Salicornia, a succulent, is already being used as a salt substitute in burger patties – a rare agricultural success in the oil-rich United Arab Emirates, which imports almost all of its food.
“You have the salty taste with less sodium, but you also have other benefits,” said Tina Siegismund, director of marketing and innovation at United Arab Emirates-based Global Food Industries, a manufacturer of frozen foods.
The asparagus-like plant reduces sodium by 40 percent in the company’s healthy burgers, which also contain chicken, quinoa and kale.
Native to parts of North America, Europe, South Africa and southern Asia, the plant is ideal for the UAE’s harsh climate and contains antibacterial and anti-inflammatory properties, according to Siegismund.
Agriculture generates less than one percent of GDP in the UAE, a country on the front lines of climate change with temperatures regularly exceeding 50 degrees Celsius (122 Fahrenheit) and rising rapidly.

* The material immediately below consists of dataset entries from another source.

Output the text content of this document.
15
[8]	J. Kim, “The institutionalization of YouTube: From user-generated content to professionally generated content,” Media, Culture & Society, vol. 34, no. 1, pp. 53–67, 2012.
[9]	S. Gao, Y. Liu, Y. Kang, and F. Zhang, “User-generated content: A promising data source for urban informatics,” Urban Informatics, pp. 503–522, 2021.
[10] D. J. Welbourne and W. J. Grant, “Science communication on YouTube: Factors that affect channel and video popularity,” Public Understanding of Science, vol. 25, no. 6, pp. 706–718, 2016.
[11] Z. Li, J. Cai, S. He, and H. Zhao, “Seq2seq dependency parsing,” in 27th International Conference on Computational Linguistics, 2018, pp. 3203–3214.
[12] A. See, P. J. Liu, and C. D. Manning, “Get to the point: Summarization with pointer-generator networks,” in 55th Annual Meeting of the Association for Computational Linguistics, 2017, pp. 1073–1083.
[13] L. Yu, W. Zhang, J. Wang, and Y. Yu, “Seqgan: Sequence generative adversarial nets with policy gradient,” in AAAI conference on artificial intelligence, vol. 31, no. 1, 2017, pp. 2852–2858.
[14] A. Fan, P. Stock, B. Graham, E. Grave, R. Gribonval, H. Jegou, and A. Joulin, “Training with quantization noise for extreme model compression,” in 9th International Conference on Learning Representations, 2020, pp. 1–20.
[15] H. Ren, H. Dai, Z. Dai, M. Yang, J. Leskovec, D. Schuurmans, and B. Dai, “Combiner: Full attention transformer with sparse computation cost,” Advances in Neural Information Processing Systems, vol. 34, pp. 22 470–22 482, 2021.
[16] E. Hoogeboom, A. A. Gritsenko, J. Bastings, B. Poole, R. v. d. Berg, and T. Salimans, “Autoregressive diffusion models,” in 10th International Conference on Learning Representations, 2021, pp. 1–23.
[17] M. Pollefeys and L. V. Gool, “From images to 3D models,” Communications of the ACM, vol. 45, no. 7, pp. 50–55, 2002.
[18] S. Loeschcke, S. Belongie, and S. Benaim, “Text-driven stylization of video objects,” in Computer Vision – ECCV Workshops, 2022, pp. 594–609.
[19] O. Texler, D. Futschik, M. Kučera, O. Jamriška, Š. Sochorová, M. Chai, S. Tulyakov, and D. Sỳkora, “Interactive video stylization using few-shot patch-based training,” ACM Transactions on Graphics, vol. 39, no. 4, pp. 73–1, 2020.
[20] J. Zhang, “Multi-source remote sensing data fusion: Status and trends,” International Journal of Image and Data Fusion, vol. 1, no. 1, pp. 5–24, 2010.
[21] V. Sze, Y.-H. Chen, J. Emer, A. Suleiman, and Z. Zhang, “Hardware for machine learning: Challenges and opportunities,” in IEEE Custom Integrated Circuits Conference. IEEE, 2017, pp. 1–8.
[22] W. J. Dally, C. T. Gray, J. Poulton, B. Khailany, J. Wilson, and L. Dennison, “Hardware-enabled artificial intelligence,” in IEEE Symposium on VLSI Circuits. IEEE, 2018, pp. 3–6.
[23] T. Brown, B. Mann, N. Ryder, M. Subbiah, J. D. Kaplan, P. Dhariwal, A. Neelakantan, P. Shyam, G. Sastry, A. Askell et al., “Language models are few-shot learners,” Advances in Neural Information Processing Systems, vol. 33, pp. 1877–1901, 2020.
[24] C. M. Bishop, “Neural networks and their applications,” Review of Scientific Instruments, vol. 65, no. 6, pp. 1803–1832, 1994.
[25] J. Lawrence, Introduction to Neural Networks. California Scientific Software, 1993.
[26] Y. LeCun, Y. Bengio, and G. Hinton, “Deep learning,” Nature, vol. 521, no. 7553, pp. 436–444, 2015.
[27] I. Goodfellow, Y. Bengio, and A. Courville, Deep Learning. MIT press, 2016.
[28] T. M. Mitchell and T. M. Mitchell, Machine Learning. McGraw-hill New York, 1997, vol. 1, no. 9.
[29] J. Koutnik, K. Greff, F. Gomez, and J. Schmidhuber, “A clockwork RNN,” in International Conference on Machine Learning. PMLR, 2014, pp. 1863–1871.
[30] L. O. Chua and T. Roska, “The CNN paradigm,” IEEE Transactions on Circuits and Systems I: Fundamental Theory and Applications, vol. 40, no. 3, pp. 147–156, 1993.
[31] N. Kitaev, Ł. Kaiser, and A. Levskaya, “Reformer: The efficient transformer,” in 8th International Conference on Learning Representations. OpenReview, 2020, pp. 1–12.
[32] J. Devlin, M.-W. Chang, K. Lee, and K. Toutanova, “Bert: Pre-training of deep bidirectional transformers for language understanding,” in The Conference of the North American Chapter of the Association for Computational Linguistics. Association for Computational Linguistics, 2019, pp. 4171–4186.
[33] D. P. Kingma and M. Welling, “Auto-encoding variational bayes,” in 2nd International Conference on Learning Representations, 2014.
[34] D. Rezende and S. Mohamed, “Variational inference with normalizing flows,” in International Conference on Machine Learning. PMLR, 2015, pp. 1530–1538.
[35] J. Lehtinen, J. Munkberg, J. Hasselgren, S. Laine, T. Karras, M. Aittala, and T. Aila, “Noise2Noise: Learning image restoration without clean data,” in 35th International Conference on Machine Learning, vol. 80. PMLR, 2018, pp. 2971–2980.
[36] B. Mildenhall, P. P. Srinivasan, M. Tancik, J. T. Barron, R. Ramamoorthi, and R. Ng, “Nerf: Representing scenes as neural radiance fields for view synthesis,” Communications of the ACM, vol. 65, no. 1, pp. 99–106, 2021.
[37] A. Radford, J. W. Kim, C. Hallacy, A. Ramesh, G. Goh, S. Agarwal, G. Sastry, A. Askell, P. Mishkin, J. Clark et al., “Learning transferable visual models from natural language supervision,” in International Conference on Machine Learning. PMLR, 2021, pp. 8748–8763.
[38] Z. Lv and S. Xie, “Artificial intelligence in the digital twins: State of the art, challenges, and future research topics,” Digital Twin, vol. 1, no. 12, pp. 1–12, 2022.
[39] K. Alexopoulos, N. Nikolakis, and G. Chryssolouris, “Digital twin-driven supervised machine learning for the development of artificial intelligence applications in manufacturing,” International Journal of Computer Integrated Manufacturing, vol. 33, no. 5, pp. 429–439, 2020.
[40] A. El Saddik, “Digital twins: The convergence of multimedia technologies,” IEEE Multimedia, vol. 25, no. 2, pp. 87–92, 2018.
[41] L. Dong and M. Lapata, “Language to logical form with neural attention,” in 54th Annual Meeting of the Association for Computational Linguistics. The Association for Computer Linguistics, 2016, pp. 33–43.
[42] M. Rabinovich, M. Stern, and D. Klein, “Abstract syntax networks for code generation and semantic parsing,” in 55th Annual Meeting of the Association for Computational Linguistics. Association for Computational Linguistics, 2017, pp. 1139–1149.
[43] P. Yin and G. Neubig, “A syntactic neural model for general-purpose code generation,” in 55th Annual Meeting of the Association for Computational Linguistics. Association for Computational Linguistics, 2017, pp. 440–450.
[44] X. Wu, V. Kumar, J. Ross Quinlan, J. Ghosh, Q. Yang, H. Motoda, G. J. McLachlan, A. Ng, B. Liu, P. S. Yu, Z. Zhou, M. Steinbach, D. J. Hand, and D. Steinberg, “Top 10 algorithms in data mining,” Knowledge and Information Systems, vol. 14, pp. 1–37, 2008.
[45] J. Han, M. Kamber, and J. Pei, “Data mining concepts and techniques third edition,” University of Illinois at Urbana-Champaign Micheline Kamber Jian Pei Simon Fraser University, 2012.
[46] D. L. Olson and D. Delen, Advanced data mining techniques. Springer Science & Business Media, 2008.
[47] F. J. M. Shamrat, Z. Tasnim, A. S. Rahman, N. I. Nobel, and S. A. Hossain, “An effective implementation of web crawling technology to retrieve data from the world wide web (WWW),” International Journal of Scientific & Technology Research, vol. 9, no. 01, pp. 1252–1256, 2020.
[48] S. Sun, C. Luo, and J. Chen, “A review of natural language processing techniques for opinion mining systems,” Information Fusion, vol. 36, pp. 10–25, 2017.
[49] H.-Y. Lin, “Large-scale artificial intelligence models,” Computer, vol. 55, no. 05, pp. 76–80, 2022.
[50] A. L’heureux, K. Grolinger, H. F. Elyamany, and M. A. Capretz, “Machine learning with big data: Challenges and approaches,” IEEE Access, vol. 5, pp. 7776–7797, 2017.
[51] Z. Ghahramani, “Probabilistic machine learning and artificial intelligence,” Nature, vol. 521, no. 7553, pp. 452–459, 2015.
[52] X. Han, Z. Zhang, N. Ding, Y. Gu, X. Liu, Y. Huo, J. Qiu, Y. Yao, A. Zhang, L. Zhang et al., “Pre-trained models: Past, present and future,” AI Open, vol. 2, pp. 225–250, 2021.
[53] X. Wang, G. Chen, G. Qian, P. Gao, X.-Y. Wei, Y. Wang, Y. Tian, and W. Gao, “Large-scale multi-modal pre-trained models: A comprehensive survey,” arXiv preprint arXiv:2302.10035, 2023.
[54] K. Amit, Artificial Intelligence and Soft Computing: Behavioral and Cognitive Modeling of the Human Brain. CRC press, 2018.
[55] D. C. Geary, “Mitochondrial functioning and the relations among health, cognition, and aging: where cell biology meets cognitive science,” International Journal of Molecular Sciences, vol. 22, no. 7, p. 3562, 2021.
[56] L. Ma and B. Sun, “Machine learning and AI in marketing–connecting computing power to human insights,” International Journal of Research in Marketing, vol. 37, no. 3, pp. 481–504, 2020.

Salicornia cultivation began last year on a number of farms in the United Arab Emirates as part of an experiment on salt runoff from desalination plants by the Dubai-based International Center for Biosaline Agriculture (ICBA).
Augusto Becerra Lopez-Lavalle, chief scientist at ICBA, said research is now underway to produce more of the “high-quality crop,” which sells for $20 a kilo (2.2 pounds) in France.
“We went from … building this prototype to a large-scale pilot with eight farmers, and now the question is how do we scale it up,” Lopez-Lavalle told AFP.
In the future, salicornia “could become a really important food ingredient,” he added.
“If there is economic value and the production system is developed for it, it can become a replacement for salt and all the other micronutrients that are artificially added to processed foods today.”
For now, salicornia remains a niche product whose health benefits are unknown to most, Siegismund concedes.
“It’s not a product that’s going to make big, big wins, but we believe in it and we’re going to keep going,” she said.